Cremonesi massacrati
«In Kenya si sta bene», Siamo così sicuri?
Signor direttore,
molti lettori avranno letto di quel lettore opinionista di Cremona, innamorato dell'Africa e dei suoi abitanti. Nulla da obiettare per carità, ma con ogni probabilità questa persona vive al di fuori della realtà quando parla del suo Kenya, di anatemi, di qualcuno che non gradisce mischiare la nostra ‘razza caucasica’ con quella nera e altre castronerie. L'opinionista afferma inoltre che solo lui conosce e sa dov’è l'Africa e che tutti i mali che affliggono il continente nero sono da imputare ai bianchi e non ai satrapi locali che hanno governato e insanguinato molti stati africani (vedi Bokassa, Amin Dada, Gheddafi ecc). Una domanda sorge spontanea, il popolo africano stava meglio quando governavano i coloni bianchi oppure ora che governano i neri? Sono in molti a pensare che si stava meglio quando si stava peggio. Il lettore in questione ha riferito inoltre di aver vissuto per molti anni (part-time) in Kenya decantando quel paese e la sua gente come se fosse il paradiso terrestre. Dev’esser stato un brutto colpo quando ha saputo che due cremonesi sono stati colpiti a morte a colpi di machete a scopo di rapina. Si sta cosi bene in Kenya che i figli delle vittime non ci sono mai stati nemmeno per un istante. (...)
Andrea Zecchini
(Camisano)

Caso migranti
Le ‘euro-azioni’ offendono l’Italia
Signor direttore,
«l’Italia non ha bisogno di battute ma di un aiuto concreto dagli alleati europei». Così tuonò qualche giorno fa il nostro presidente della Repubblica a proposito del problema migranti. E così, detto fatto, il presidente della Commissione Europea Jean Claude Juncker ha subito promesso aiuti (per la precisione 100 milioni di euro) e 500 esperti per aiutarci nelle operazione di sbarco dei migranti nei nostri porti. Caspita che aiuto da non credere, i capi di stato dei paesi dell’Est Europa avranno fatto pure delle battute ma quelli dell’Europa che conta hanno messo in campo azioni che vanno dal ridicolo all’offensivo verso l’intelligenza del popolo italiano. Forse è meglio che vadano tutti in vacanza per rinfrancarsi il cervello.
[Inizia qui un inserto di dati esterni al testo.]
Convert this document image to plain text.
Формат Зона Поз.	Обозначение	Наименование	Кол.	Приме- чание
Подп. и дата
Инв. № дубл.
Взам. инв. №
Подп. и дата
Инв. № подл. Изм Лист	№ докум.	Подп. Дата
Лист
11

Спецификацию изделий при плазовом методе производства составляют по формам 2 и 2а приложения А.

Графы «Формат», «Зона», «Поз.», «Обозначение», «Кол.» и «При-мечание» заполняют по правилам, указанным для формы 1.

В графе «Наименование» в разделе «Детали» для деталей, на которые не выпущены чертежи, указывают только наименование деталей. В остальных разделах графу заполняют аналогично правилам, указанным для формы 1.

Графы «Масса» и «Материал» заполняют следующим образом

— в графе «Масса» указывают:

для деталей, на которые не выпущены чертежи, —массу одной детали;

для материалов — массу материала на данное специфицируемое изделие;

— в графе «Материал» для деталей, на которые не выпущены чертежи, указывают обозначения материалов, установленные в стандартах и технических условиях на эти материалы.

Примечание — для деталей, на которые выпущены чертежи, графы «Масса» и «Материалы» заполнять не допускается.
A proposito ho saputo che Macron verrà in Italia e precisamente in Puglia per trascorrere le vacanze estive; che bravo, intanto i neri continuano a rimanere a Ventimiglia perché lui non li vuole e pensare che alla sua elezione quelli che non sbagliano mai erano tutti a salutare il rinato europeismo rinvigorito dai valori della rivoluzione francese: Liberté, Egalité, Fraternité. Le prime due parole non sono certo contino ancora in questa Europa sicuro è che è stata cambiata la terza: da Fraternité a Inchiappetté.